Operation Fruit Rescue: Micro-Orchard
by Rob Sproule
The morning of September 13 had a crisp bite to it, and we pulled into the old McCauley public school with a van full of trees, notepads, a camera, and high hopes. We were expecting a tree planting, but we stumbled into a community of dedicated people brought together to make Edmonton’s future a little better. Few things are more inspiring than a group of enthusiastic people coming together for a common cause.
Mike Johnson, President of Operation Fruit Rescue Edmonton (OFRE) and a key project visionary, calls it the micro-orchard. There’s nothing micro about the vision. As one of the first public, urban orchards in Canada, it will serve as a classroom, species showpiece, an OFRE HQ for decades to come.
I chatted with Mike about the OFRE, the micro-orchard, and an optimistic future. The more he said, the more impressed I was that this is more than a bunch of friends planting fruit trees. This is a well-organized group, committed to their cause, unfolding an intricately thought out vision for the betterment of the city. I drove away from McCauley feeling a little better about this already great city.
Operation Fruit Rescue
Every fall, we see them by the thousands around Edmonton: unused apples lying in the grass or on the sidewalk, each one an opportunity wasted. As much as we love our apples, so many can easily ripen so quickly that it’s easy to get overwhelmed by the bounty. That’s where OFRE steps in.

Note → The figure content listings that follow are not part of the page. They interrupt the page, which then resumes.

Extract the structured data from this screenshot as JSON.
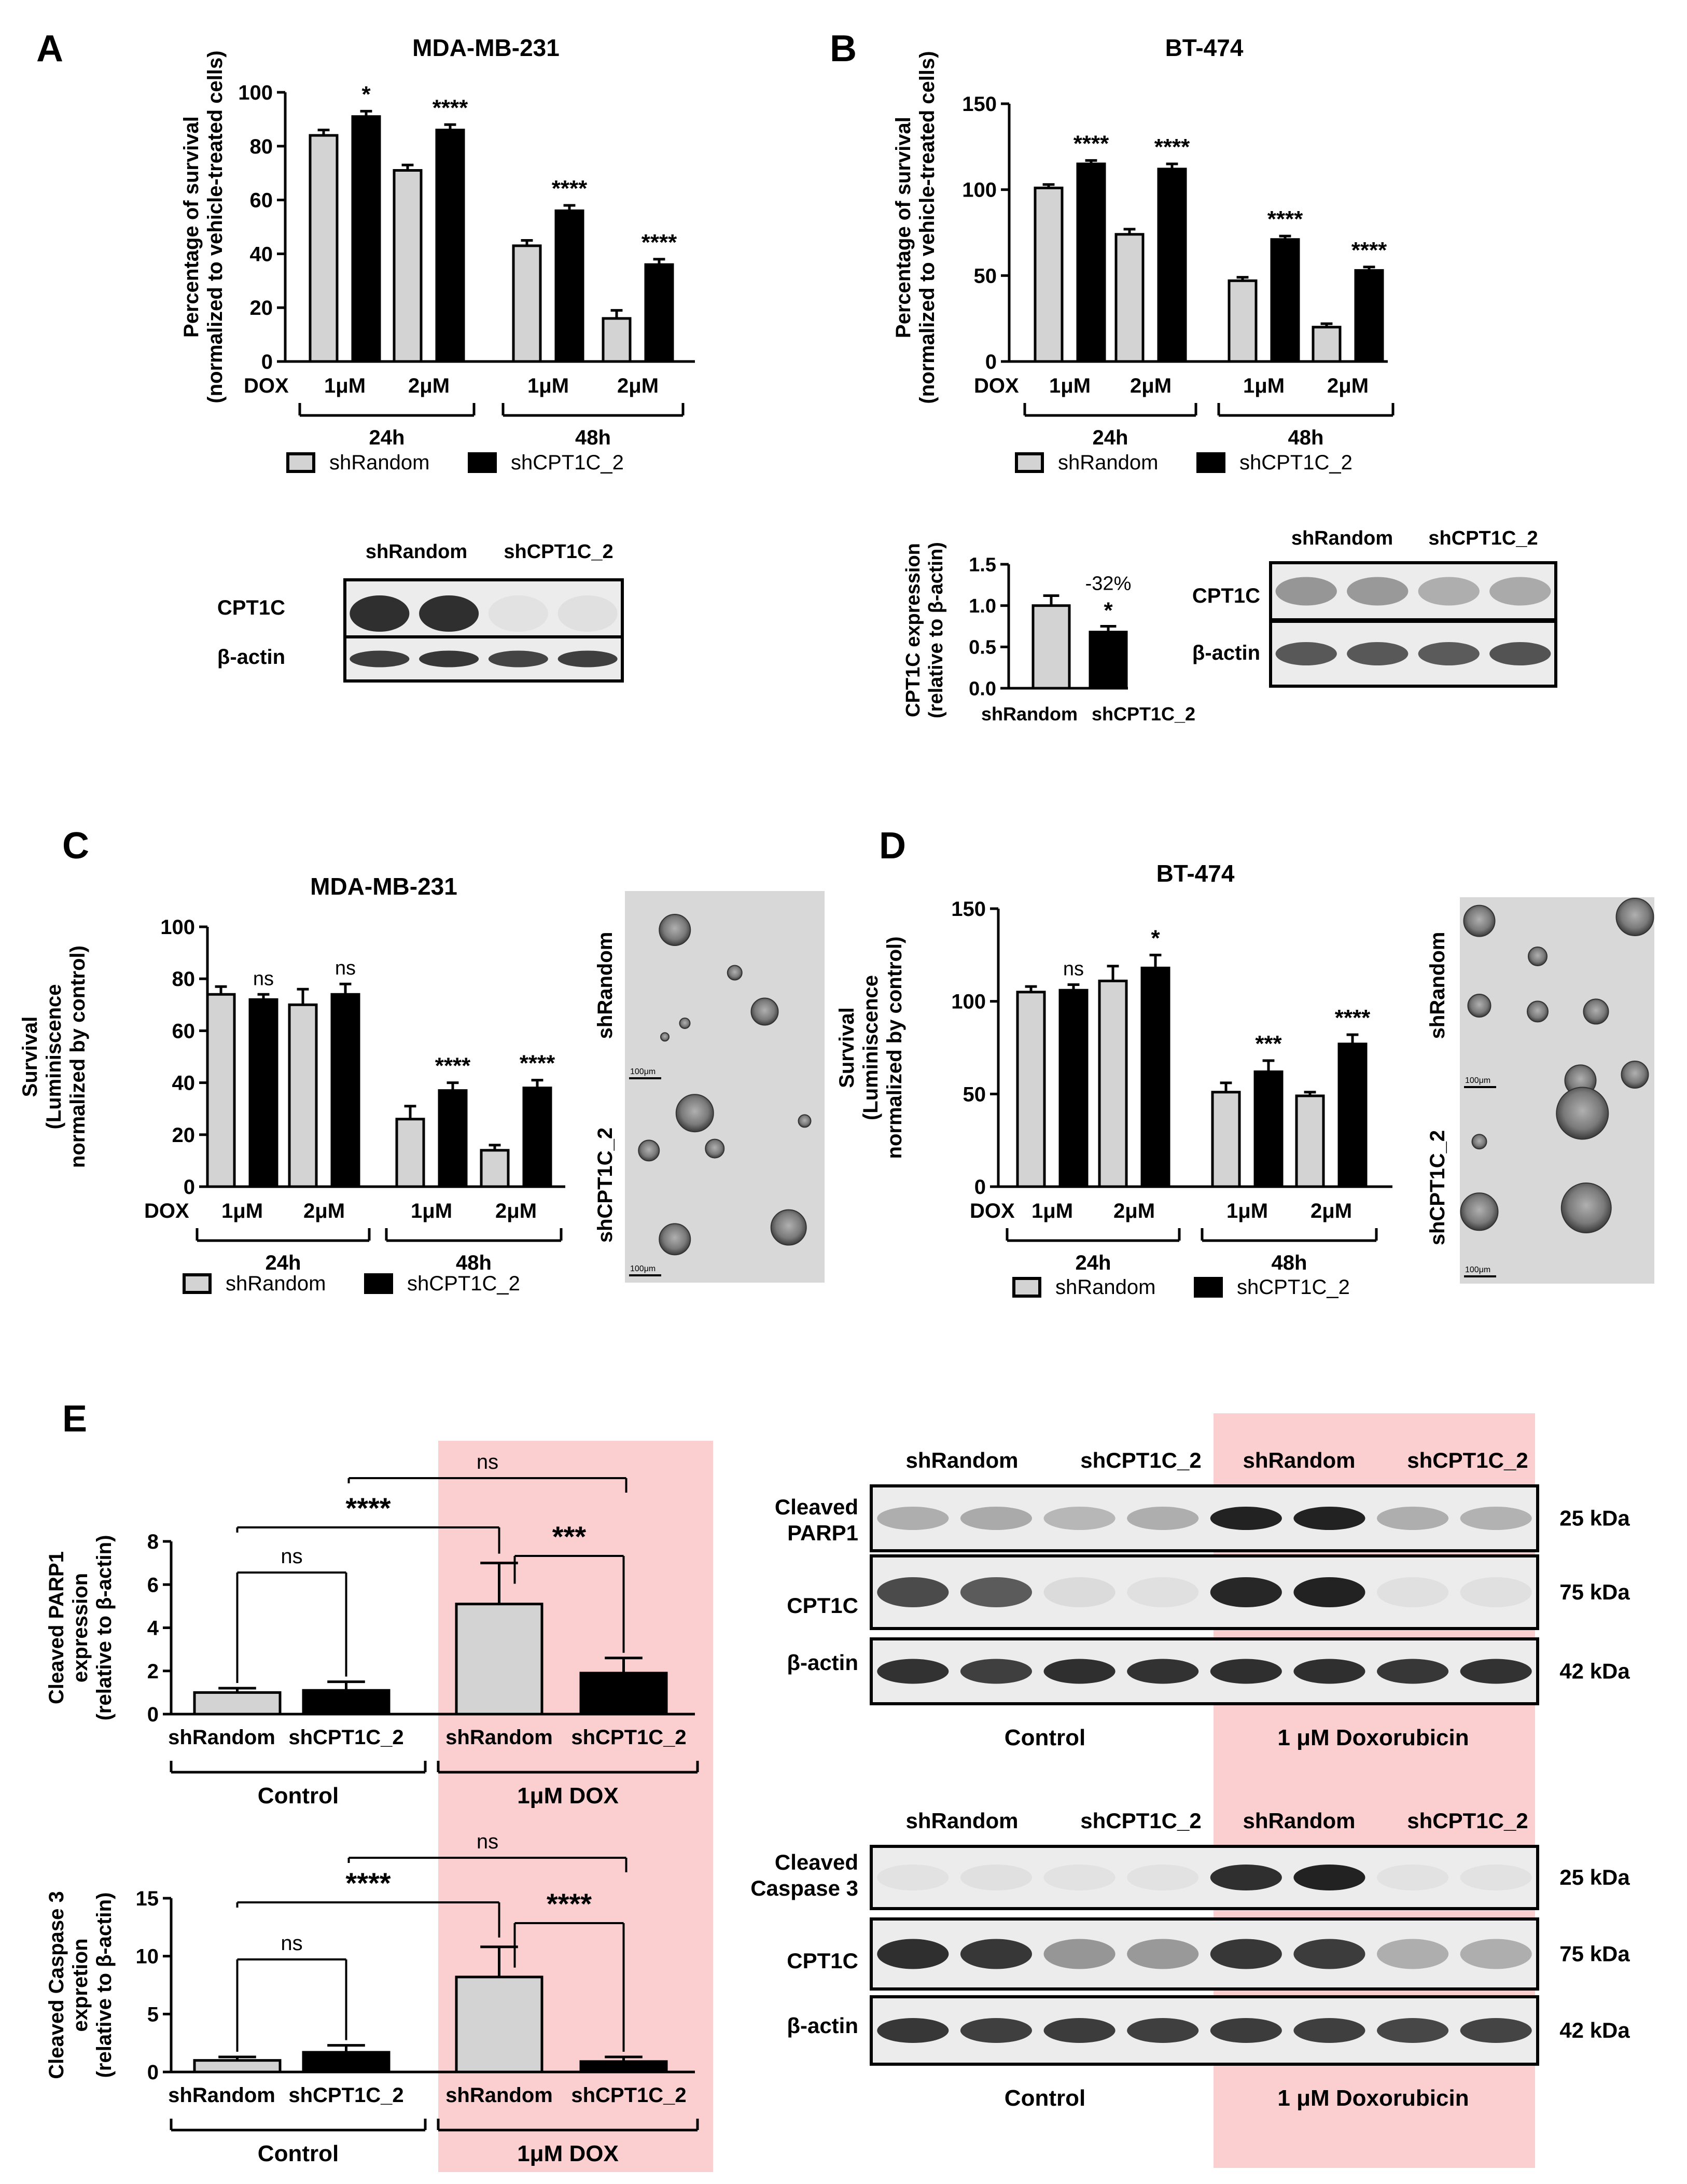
{
  "colors": {
    "shRandom": "#d3d3d3",
    "shCPT1C_2": "#000000",
    "highlight": "#fbcfcf",
    "blot_bg": "#ececec",
    "band": "#1e1e1e"
  },
  "legend": {
    "shRandom": "shRandom",
    "shCPT1C_2": "shCPT1C_2"
  },
  "panels": {
    "A": {
      "letter": "A",
      "title": "MDA-MB-231"
    },
    "B": {
      "letter": "B",
      "title": "BT-474"
    },
    "C": {
      "letter": "C",
      "title": "MDA-MB-231"
    },
    "D": {
      "letter": "D",
      "title": "BT-474"
    },
    "E": {
      "letter": "E"
    }
  },
  "dose_axis": {
    "dox": "DOX",
    "doses": [
      "1μM",
      "2μM",
      "1μM",
      "2μM"
    ],
    "times": [
      "24h",
      "48h"
    ]
  },
  "ylabels": {
    "survival": [
      "Percentage of survival",
      "(normalized to vehicle-treated cells)"
    ],
    "luminescence": [
      "Survival",
      "(Luminiscence",
      "normalized by control)"
    ],
    "cpt1c_expr": [
      "CPT1C expression",
      "(relative to β-actin)"
    ],
    "parp1_expr": [
      "Cleaved PARP1",
      "expression",
      "(relative to β-actin)"
    ],
    "casp3_expr": [
      "Cleaved Caspase 3",
      "expretion",
      "(relative to β-actin)"
    ]
  },
  "micrographs": {
    "top_label": "shRandom",
    "bottom_label": "shCPT1C_2",
    "scale_bar": "100μm"
  },
  "blots": {
    "A": {
      "headers": [
        "shRandom",
        "shCPT1C_2"
      ],
      "rows": [
        "CPT1C",
        "β-actin"
      ]
    },
    "B": {
      "headers": [
        "shRandom",
        "shCPT1C_2"
      ],
      "rows": [
        "CPT1C",
        "β-actin"
      ]
    },
    "E_parp": {
      "headers": [
        "shRandom",
        "shCPT1C_2",
        "shRandom",
        "shCPT1C_2"
      ],
      "rows": [
        "Cleaved\nPARP1",
        "CPT1C",
        "β-actin"
      ],
      "kda": [
        "25 kDa",
        "75 kDa",
        "42 kDa"
      ],
      "groups": [
        "Control",
        "1 μM Doxorubicin"
      ]
    },
    "E_casp": {
      "headers": [
        "shRandom",
        "shCPT1C_2",
        "shRandom",
        "shCPT1C_2"
      ],
      "rows": [
        "Cleaved\nCaspase 3",
        "CPT1C",
        "β-actin"
      ],
      "kda": [
        "25 kDa",
        "75 kDa",
        "42 kDa"
      ],
      "groups": [
        "Control",
        "1 μM Doxorubicin"
      ]
    }
  },
  "chart_data": [
    {
      "id": "A_survival",
      "type": "bar",
      "title": "MDA-MB-231",
      "ylabel": "Percentage of survival (normalized to vehicle-treated cells)",
      "categories": [
        "24h 1μM",
        "24h 2μM",
        "48h 1μM",
        "48h 2μM"
      ],
      "series": [
        {
          "name": "shRandom",
          "values": [
            84,
            71,
            43,
            16
          ],
          "errors": [
            2,
            2,
            2,
            3
          ]
        },
        {
          "name": "shCPT1C_2",
          "values": [
            91,
            86,
            56,
            36
          ],
          "errors": [
            2,
            2,
            2,
            2
          ]
        }
      ],
      "significance": [
        "*",
        "****",
        "****",
        "****"
      ],
      "ylim": [
        0,
        100
      ],
      "yticks": [
        0,
        20,
        40,
        60,
        80,
        100
      ]
    },
    {
      "id": "B_survival",
      "type": "bar",
      "title": "BT-474",
      "ylabel": "Percentage of survival (normalized to vehicle-treated cells)",
      "categories": [
        "24h 1μM",
        "24h 2μM",
        "48h 1μM",
        "48h 2μM"
      ],
      "series": [
        {
          "name": "shRandom",
          "values": [
            101,
            74,
            47,
            20
          ],
          "errors": [
            2,
            3,
            2,
            2
          ]
        },
        {
          "name": "shCPT1C_2",
          "values": [
            115,
            112,
            71,
            53
          ],
          "errors": [
            2,
            3,
            2,
            2
          ]
        }
      ],
      "significance": [
        "****",
        "****",
        "****",
        "****"
      ],
      "ylim": [
        0,
        150
      ],
      "yticks": [
        0,
        50,
        100,
        150
      ]
    },
    {
      "id": "B_expression",
      "type": "bar",
      "ylabel": "CPT1C expression (relative to β-actin)",
      "categories": [
        "shRandom",
        "shCPT1C_2"
      ],
      "values": [
        1.0,
        0.68
      ],
      "errors": [
        0.12,
        0.07
      ],
      "annotation": "-32%",
      "significance": "*",
      "ylim": [
        0,
        1.5
      ],
      "yticks": [
        "0.0",
        "0.5",
        "1.0",
        "1.5"
      ]
    },
    {
      "id": "C_survival",
      "type": "bar",
      "title": "MDA-MB-231",
      "ylabel": "Survival (Luminiscence normalized by control)",
      "categories": [
        "24h 1μM",
        "24h 2μM",
        "48h 1μM",
        "48h 2μM"
      ],
      "series": [
        {
          "name": "shRandom",
          "values": [
            74,
            70,
            26,
            14
          ],
          "errors": [
            3,
            6,
            5,
            2
          ]
        },
        {
          "name": "shCPT1C_2",
          "values": [
            72,
            74,
            37,
            38
          ],
          "errors": [
            2,
            4,
            3,
            3
          ]
        }
      ],
      "significance": [
        "ns",
        "ns",
        "****",
        "****"
      ],
      "ylim": [
        0,
        100
      ],
      "yticks": [
        0,
        20,
        40,
        60,
        80,
        100
      ]
    },
    {
      "id": "D_survival",
      "type": "bar",
      "title": "BT-474",
      "ylabel": "Survival (Luminiscence normalized by control)",
      "categories": [
        "24h 1μM",
        "24h 2μM",
        "48h 1μM",
        "48h 2μM"
      ],
      "series": [
        {
          "name": "shRandom",
          "values": [
            105,
            111,
            51,
            49
          ],
          "errors": [
            3,
            8,
            5,
            2
          ]
        },
        {
          "name": "shCPT1C_2",
          "values": [
            106,
            118,
            62,
            77
          ],
          "errors": [
            3,
            7,
            6,
            5
          ]
        }
      ],
      "significance": [
        "ns",
        "*",
        "***",
        "****"
      ],
      "ylim": [
        0,
        150
      ],
      "yticks": [
        0,
        50,
        100,
        150
      ]
    },
    {
      "id": "E_parp1",
      "type": "bar",
      "ylabel": "Cleaved PARP1 expression (relative to β-actin)",
      "categories": [
        "shRandom",
        "shCPT1C_2",
        "shRandom",
        "shCPT1C_2"
      ],
      "groups": [
        "Control",
        "1μM DOX"
      ],
      "values": [
        1.0,
        1.1,
        5.1,
        1.9
      ],
      "errors": [
        0.2,
        0.4,
        1.9,
        0.7
      ],
      "comparisons": [
        "ns",
        "****",
        "***",
        "ns"
      ],
      "ylim": [
        0,
        8
      ],
      "yticks": [
        0,
        2,
        4,
        6,
        8
      ]
    },
    {
      "id": "E_casp3",
      "type": "bar",
      "ylabel": "Cleaved Caspase 3 expretion (relative to β-actin)",
      "categories": [
        "shRandom",
        "shCPT1C_2",
        "shRandom",
        "shCPT1C_2"
      ],
      "groups": [
        "Control",
        "1μM DOX"
      ],
      "values": [
        1.0,
        1.7,
        8.2,
        0.9
      ],
      "errors": [
        0.3,
        0.6,
        2.6,
        0.4
      ],
      "comparisons": [
        "ns",
        "****",
        "****",
        "ns"
      ],
      "ylim": [
        0,
        15
      ],
      "yticks": [
        0,
        5,
        10,
        15
      ]
    }
  ]
}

In 2009, a group of committed Edmontonians set out to rescue those scores of fallen apples and put them to good use. OFRE, a non-profit organization, was founded to “get fruit in the hands, mouths, and minds of people in the Edmonton capital region by fostering community involvement and knowledge sharing.” (from their Mission statement at OperationFruitRescue.org).
If you have excess apples, you can contact the OFRE and they will mobilize their volunteer base to come into your yard and pick the apples so they can go to good use. You, as the homeowner, will enjoy a quarter of the bounty. The volunteers take another quarter, a quarter goes to the Food Bank or the like, and a quarter goes back to OFRE for processing.
If you have some free time, love the fall air, fresh apples, and meeting new people, they’re always looking for volunteers. You’ll walk away with apples and the warmth of knowing you helped someone out.
A Vision taking Root
Mike tells me that they conceived of the micro-orchard a few years ago, during a summer when they pressed 8,000 pounds of apples into 1,000 litres of cider in his backyard. You’re reading that right: 8,000 pounds. It was becoming clear that OFRE needed not only a home, but a base of operation from which to educate people about everything from pruning limbs to jarring jam.
Education has always been pivotal to OFRE’s purpose. People who know how to take care of their trees and use their apples to their full extent are much less likely to let them rot in the grass. Like all good strategists, OFRE plays both the short game (picking up apples) and the long game (education) when it comes to rescuing apples.
McCauley school was an ideal location for it’s proximity to the downtown core, it’s high visibility, and its vacant interior space. No longer a school, it’s full of space that the OFRE can rent in the future and form an interior and exterior community hub.
It’s a model of sustainable agriculture. The orchard itself is webbed with trenches in a hub-and-spoke pattern. Rain water will collect in the moisture retaining, mulch-filled trenches and act as a natural irrigation system, dramatically reducing dependence on supplemental watering.
Most of us know that some veggies, like legumes fix nitrogen in the soil. Mike has planted a host of nitrogen fixing trees and shrubs, like weeping caragana, amidst the fruit trees. The “fixers” act as an organic fertilizer for the hungry fruit trees, thus eliminating the need for supplemental synthetic fertilizer.
A Hopeful Future
The micro-orchard’s future is the most exciting part. In the coming years, it will buzz with pruning classes, workshops on making apple, strawberry, and sour cherry jams and jellies, and, of course, there’s thousands of litres of cider to press!
As the orchard grows, the public will always be welcome to wander through and enjoy the trees. More types will be added, not just of apples but other edibles and beneficial plants, as well, it the botanically diverse, resource saving model.